'The Road to Morocco' is pretty unusual in that it's the third of a franchise, yet superior to the first two, a trick rare and difficult to pull off. By now the two stars have firmly established their screen presence and status as born entertainers and the film seeks to push them to even funnier levels.Bob Hope is Orville and Bing Crosby is Jeff, two stowaways who end up shipwrecked and broke in, well, Morocco, where do you think? Dorothy Lamour then makes her customary appearance as the princess who seduces them both, whilst fighting off the angry attentions of Anthony Quinn, as an Arab chief keen to make Orville and Jeff feel the point of his sword.

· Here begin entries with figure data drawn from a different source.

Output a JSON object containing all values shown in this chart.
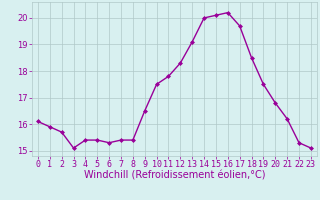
{
  "x": [
    0,
    1,
    2,
    3,
    4,
    5,
    6,
    7,
    8,
    9,
    10,
    11,
    12,
    13,
    14,
    15,
    16,
    17,
    18,
    19,
    20,
    21,
    22,
    23
  ],
  "y": [
    16.1,
    15.9,
    15.7,
    15.1,
    15.4,
    15.4,
    15.3,
    15.4,
    15.4,
    16.5,
    17.5,
    17.8,
    18.3,
    19.1,
    20.0,
    20.1,
    20.2,
    19.7,
    18.5,
    17.5,
    16.8,
    16.2,
    15.3,
    15.1
  ],
  "line_color": "#990099",
  "marker": "D",
  "marker_size": 2.0,
  "bg_color": "#d8f0f0",
  "grid_color": "#b0c8c8",
  "xlabel": "Windchill (Refroidissement éolien,°C)",
  "xlabel_fontsize": 7.0,
  "tick_fontsize": 6.0,
  "ylim": [
    14.8,
    20.6
  ],
  "xlim": [
    -0.5,
    23.5
  ],
  "yticks": [
    15,
    16,
    17,
    18,
    19,
    20
  ],
  "xticks": [
    0,
    1,
    2,
    3,
    4,
    5,
    6,
    7,
    8,
    9,
    10,
    11,
    12,
    13,
    14,
    15,
    16,
    17,
    18,
    19,
    20,
    21,
    22,
    23
  ],
  "linewidth": 1.0
}
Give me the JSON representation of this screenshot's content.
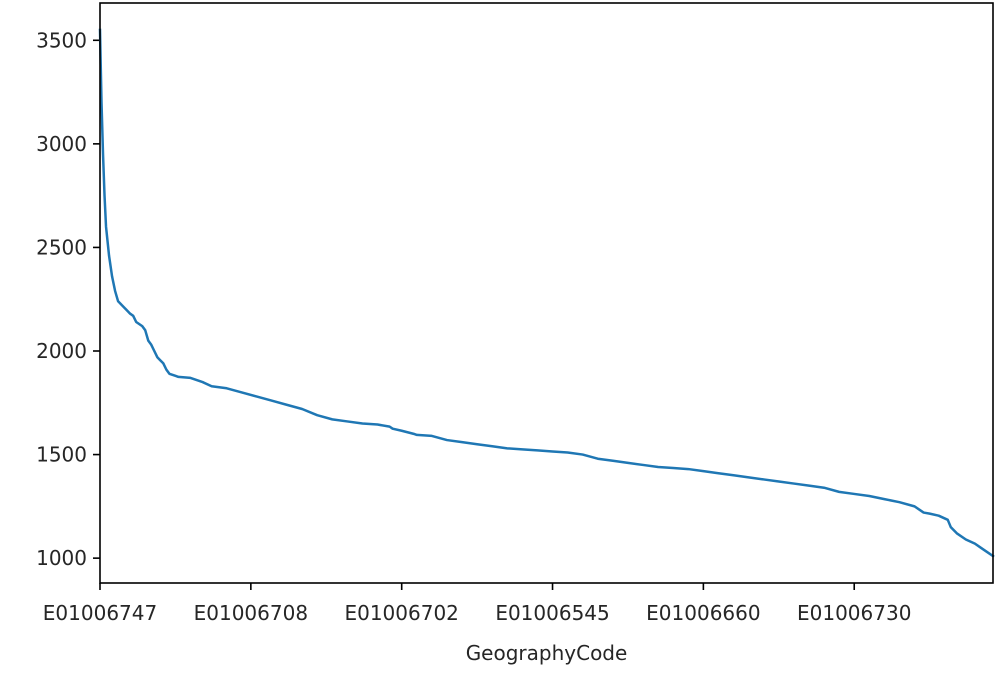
{
  "chart_data": {
    "type": "line",
    "title": "",
    "xlabel": "GeographyCode",
    "ylabel": "",
    "x_tick_labels": [
      "E01006747",
      "E01006708",
      "E01006702",
      "E01006545",
      "E01006660",
      "E01006730"
    ],
    "x_tick_positions": [
      0,
      50,
      100,
      150,
      200,
      250
    ],
    "xlim": [
      0,
      296
    ],
    "ylim": [
      880,
      3680
    ],
    "y_ticks": [
      1000,
      1500,
      2000,
      2500,
      3000,
      3500
    ],
    "grid": false,
    "legend": "none",
    "series": [
      {
        "color": "#1f77b4",
        "x": [
          0,
          0.5,
          1,
          1.5,
          2,
          3,
          4,
          5,
          6,
          8,
          10,
          11,
          12,
          14,
          15,
          16,
          17,
          18,
          19,
          20,
          21,
          22,
          23,
          24,
          25,
          26,
          30,
          34,
          37,
          42,
          47,
          52,
          57,
          62,
          67,
          72,
          77,
          82,
          87,
          92,
          96,
          97,
          100,
          104,
          105,
          110,
          115,
          120,
          125,
          130,
          135,
          140,
          145,
          150,
          155,
          160,
          165,
          170,
          175,
          180,
          185,
          190,
          195,
          200,
          205,
          210,
          215,
          220,
          225,
          230,
          235,
          240,
          245,
          250,
          255,
          260,
          265,
          270,
          273,
          275,
          278,
          281,
          282,
          284,
          287,
          290,
          292,
          294,
          296
        ],
        "values": [
          3550,
          3200,
          2950,
          2750,
          2600,
          2460,
          2360,
          2290,
          2240,
          2210,
          2180,
          2170,
          2140,
          2120,
          2100,
          2050,
          2030,
          2000,
          1970,
          1955,
          1940,
          1910,
          1890,
          1885,
          1880,
          1875,
          1870,
          1850,
          1830,
          1820,
          1800,
          1780,
          1760,
          1740,
          1720,
          1690,
          1670,
          1660,
          1650,
          1645,
          1635,
          1625,
          1615,
          1600,
          1595,
          1590,
          1570,
          1560,
          1550,
          1540,
          1530,
          1525,
          1520,
          1515,
          1510,
          1500,
          1480,
          1470,
          1460,
          1450,
          1440,
          1435,
          1430,
          1420,
          1410,
          1400,
          1390,
          1380,
          1370,
          1360,
          1350,
          1340,
          1320,
          1310,
          1300,
          1285,
          1270,
          1250,
          1220,
          1215,
          1205,
          1185,
          1150,
          1120,
          1090,
          1070,
          1050,
          1030,
          1010
        ]
      }
    ]
  }
}
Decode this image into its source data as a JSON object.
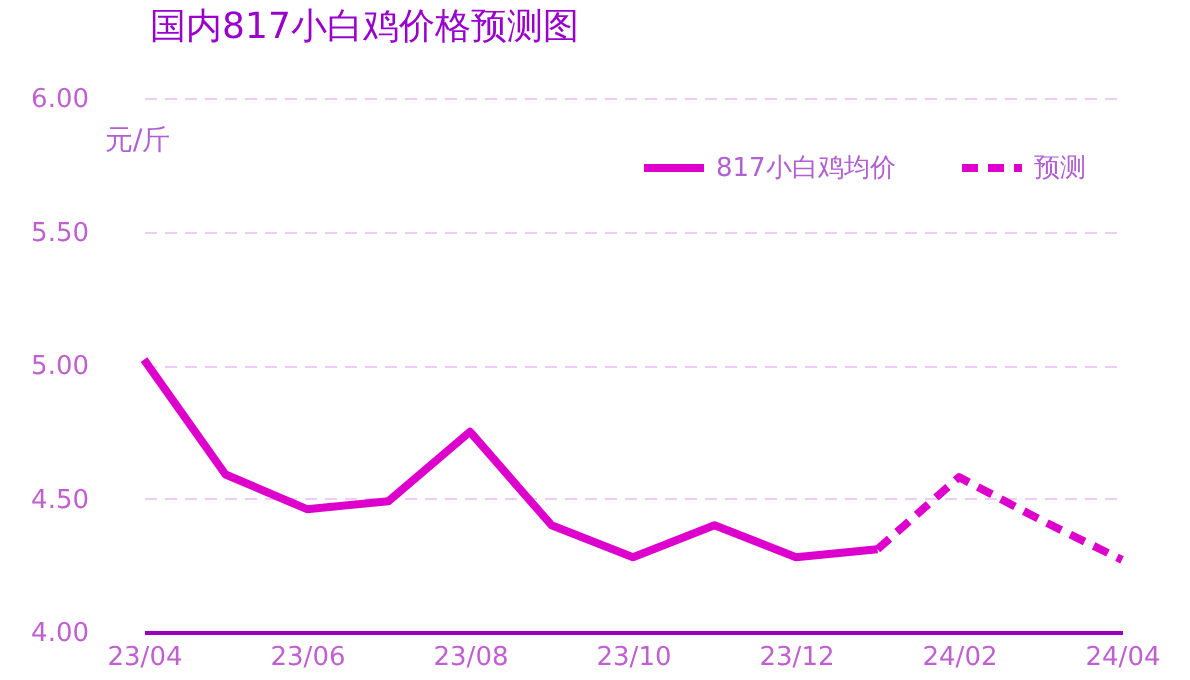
{
  "chart_data": {
    "type": "line",
    "title": "国内817小白鸡价格预测图",
    "ylabel": "元/斤",
    "categories": [
      "23/04",
      null,
      "23/06",
      null,
      "23/08",
      null,
      "23/10",
      null,
      "23/12",
      null,
      "24/02",
      null,
      "24/04"
    ],
    "series": [
      {
        "name": "817小白鸡均价",
        "color": "#dd00cc",
        "line_style": "solid",
        "values": [
          5.02,
          4.59,
          4.46,
          4.49,
          4.75,
          4.4,
          4.28,
          4.4,
          4.28,
          4.31,
          null,
          null,
          null
        ]
      },
      {
        "name": "预测",
        "color": "#dd00cc",
        "line_style": "dashed",
        "values": [
          null,
          null,
          null,
          null,
          null,
          null,
          null,
          null,
          null,
          4.31,
          4.58,
          4.42,
          4.27
        ]
      }
    ],
    "ylim": [
      4.0,
      6.0
    ],
    "yticks": [
      {
        "value": 4.0,
        "label": "4.00"
      },
      {
        "value": 4.5,
        "label": "4.50"
      },
      {
        "value": 5.0,
        "label": "5.00"
      },
      {
        "value": 5.5,
        "label": "5.50"
      },
      {
        "value": 6.0,
        "label": "6.00"
      }
    ],
    "grid": "y",
    "legend": "top right",
    "marker": "none"
  }
}
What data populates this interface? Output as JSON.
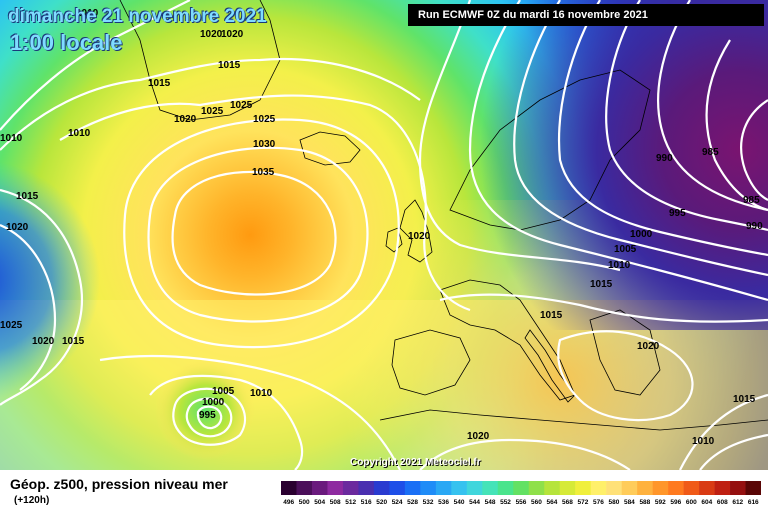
{
  "header": {
    "date": "dimanche 21 novembre 2021",
    "time": "1:00 locale",
    "run": "Run ECMWF 0Z du mardi 16 novembre 2021"
  },
  "footer": {
    "parameter": "Géop. z500, pression niveau mer",
    "lead_time": "(+120h)",
    "copyright": "Copyright 2021 Meteociel.fr"
  },
  "isobar_labels": [
    "1010",
    "1020",
    "1020",
    "1015",
    "1010",
    "1010",
    "1015",
    "1020",
    "1025",
    "1025",
    "1030",
    "1035",
    "1025",
    "1020",
    "1015",
    "1020",
    "1025",
    "1015",
    "1010",
    "1005",
    "1000",
    "995",
    "1020",
    "1000",
    "1005",
    "1010",
    "1015",
    "1015",
    "1020",
    "1020",
    "1015",
    "1010",
    "990",
    "985",
    "985",
    "990",
    "995"
  ],
  "scale": {
    "values": [
      "496",
      "500",
      "504",
      "508",
      "512",
      "516",
      "520",
      "524",
      "528",
      "532",
      "536",
      "540",
      "544",
      "548",
      "552",
      "556",
      "560",
      "564",
      "568",
      "572",
      "576",
      "580",
      "584",
      "588",
      "592",
      "596",
      "600",
      "604",
      "608",
      "612",
      "616"
    ],
    "colors": [
      "#2a0030",
      "#4b0f5a",
      "#6a1a7d",
      "#8e2aa0",
      "#6b2a9e",
      "#4a2fb0",
      "#2a3bd0",
      "#1e4fe8",
      "#1a6ff5",
      "#1f8cf7",
      "#2aa8f4",
      "#36c2ef",
      "#40d6dc",
      "#45e3b8",
      "#4ae48c",
      "#63e163",
      "#8fe04a",
      "#b6e43c",
      "#d6ea38",
      "#f0ef3c",
      "#fff06a",
      "#ffe178",
      "#ffcc5a",
      "#ffb23e",
      "#ff962a",
      "#ff7a1f",
      "#f05a18",
      "#d93b14",
      "#bf2012",
      "#951010",
      "#5a0606"
    ]
  },
  "colors": {
    "title": "#7fdcff",
    "isobar": "#ffffff",
    "coastline": "#000000"
  }
}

'The Road to Morocco' doesn't make the mistake that the previous road film (Road to Zanzibar) did, and portray the foreign population in a potentially offensive and insulting manner. Whereas 'Road to Zanzibar' quite happily showed the natives as savages or slaves, there's no such awkward portrayals here. Instead, it plays up the natural and easy chemistry between Hope and Crosby and gives them the best script yet to chew over.

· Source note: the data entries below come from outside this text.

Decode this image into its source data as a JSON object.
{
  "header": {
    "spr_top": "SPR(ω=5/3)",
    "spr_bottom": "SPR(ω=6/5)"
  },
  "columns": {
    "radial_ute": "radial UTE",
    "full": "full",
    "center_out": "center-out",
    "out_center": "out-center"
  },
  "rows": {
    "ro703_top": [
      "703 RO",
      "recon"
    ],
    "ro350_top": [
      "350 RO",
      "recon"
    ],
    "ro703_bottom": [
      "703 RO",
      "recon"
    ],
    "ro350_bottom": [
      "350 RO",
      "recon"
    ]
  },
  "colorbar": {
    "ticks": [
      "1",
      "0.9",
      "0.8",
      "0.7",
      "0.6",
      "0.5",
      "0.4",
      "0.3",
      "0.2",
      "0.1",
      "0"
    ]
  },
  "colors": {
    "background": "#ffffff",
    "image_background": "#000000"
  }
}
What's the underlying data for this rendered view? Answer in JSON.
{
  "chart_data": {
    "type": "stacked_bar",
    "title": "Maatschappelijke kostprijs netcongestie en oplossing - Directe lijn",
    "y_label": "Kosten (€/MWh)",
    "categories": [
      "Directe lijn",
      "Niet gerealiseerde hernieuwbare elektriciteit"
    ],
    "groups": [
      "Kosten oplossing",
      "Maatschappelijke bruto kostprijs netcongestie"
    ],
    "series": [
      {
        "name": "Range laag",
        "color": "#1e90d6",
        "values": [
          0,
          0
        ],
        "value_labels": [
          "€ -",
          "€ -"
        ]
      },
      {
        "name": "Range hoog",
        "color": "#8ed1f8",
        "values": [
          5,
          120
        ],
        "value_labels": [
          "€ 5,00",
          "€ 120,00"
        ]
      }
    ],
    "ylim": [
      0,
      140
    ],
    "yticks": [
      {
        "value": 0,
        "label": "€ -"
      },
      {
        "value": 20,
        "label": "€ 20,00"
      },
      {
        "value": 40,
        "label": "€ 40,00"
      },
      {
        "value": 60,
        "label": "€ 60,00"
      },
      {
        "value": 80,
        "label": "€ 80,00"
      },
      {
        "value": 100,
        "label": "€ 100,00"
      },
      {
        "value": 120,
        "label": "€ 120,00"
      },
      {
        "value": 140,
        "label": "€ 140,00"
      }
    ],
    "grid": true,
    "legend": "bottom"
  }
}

The banter between them is fast-paced and frequently hilarious, with only the romantic interludes dragging the film down. Lamour gets more to do here than ever before but unfortunately (and it's no fault of hers, she's a highly gifted comic actress), the stuff she does get to do happens to be the dull bits. One film cliche that we should be thankful for dying out is the habit of ballads sung very boringly to the female character, who can only look on and simper.

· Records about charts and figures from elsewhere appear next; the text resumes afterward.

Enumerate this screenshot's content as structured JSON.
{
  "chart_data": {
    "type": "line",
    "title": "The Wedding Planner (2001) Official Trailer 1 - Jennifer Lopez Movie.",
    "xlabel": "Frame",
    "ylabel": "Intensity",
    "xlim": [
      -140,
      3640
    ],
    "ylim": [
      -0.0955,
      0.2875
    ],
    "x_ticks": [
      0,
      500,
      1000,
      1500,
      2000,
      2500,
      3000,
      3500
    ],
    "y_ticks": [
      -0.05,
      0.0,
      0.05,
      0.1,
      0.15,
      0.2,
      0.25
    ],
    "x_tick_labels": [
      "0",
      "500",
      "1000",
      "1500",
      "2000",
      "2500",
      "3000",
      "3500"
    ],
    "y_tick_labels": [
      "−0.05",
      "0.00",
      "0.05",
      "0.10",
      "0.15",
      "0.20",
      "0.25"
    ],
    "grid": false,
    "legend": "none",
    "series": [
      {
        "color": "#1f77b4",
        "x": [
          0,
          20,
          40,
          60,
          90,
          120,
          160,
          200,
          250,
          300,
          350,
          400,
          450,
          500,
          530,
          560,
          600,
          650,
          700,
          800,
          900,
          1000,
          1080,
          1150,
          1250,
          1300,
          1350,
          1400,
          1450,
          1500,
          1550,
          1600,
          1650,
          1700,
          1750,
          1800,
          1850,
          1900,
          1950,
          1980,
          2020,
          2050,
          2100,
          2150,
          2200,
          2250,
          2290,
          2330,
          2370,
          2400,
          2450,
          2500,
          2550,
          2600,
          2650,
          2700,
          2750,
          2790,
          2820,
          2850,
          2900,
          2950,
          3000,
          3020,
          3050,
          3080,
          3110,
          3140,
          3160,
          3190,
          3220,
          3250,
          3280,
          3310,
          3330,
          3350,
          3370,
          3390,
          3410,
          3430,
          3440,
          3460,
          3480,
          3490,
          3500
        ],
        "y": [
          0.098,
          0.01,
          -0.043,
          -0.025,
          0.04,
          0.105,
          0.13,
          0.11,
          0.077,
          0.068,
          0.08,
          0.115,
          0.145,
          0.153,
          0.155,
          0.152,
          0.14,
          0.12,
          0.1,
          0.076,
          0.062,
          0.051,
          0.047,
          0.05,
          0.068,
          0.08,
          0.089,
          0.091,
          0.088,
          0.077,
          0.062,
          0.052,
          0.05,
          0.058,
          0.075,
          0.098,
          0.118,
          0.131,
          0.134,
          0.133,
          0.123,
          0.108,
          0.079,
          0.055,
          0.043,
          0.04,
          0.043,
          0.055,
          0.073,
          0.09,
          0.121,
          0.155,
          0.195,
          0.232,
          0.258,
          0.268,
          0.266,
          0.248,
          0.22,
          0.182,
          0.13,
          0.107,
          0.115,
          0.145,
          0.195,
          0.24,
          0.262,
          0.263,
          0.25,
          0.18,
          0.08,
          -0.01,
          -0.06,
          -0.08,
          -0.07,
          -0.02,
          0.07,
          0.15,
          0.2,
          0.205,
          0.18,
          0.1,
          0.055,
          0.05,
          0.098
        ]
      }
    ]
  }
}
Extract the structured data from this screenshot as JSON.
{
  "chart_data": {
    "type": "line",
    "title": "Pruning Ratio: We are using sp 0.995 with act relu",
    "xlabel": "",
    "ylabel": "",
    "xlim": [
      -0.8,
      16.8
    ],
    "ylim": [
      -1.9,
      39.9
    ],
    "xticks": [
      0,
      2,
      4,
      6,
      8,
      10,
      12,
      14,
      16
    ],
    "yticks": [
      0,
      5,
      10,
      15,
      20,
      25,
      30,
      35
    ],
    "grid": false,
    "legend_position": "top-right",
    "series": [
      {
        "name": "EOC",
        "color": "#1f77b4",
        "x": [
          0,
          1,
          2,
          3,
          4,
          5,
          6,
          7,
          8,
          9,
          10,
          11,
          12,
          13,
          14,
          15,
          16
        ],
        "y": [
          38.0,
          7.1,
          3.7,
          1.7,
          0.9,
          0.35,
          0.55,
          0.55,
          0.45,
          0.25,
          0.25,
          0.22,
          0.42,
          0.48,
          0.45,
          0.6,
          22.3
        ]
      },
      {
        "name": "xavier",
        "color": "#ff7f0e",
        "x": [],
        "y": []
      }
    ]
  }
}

Thankfully though, the majority of the film is focused on Hope and Crosby riffing with each other and they're at their top of the game here, armed with a script that takes the comedy into ever stranger and self-referential angles. So Hope sprays insults at the Republicans, he and Crosby sing a song referencing Lamour by name and their contract at Paramount, camels talk, while Hope even gets a dig in at the Academy Awards at the very end. It could have been a barrage of smug injokes, but instead they're sharp, bright and breezy. And there's also possibly the best accidental joke ever as an irate camel takes offence at Bob Hopes face. It's worth it just for Bing Crosby's reaction.'The Road To' series was just getting better and better at this stage and while it certainly ran out of steam by its painful end, there was still the high of Utopia to come. Before then however, a trip to Morocco will do very nicely indeed.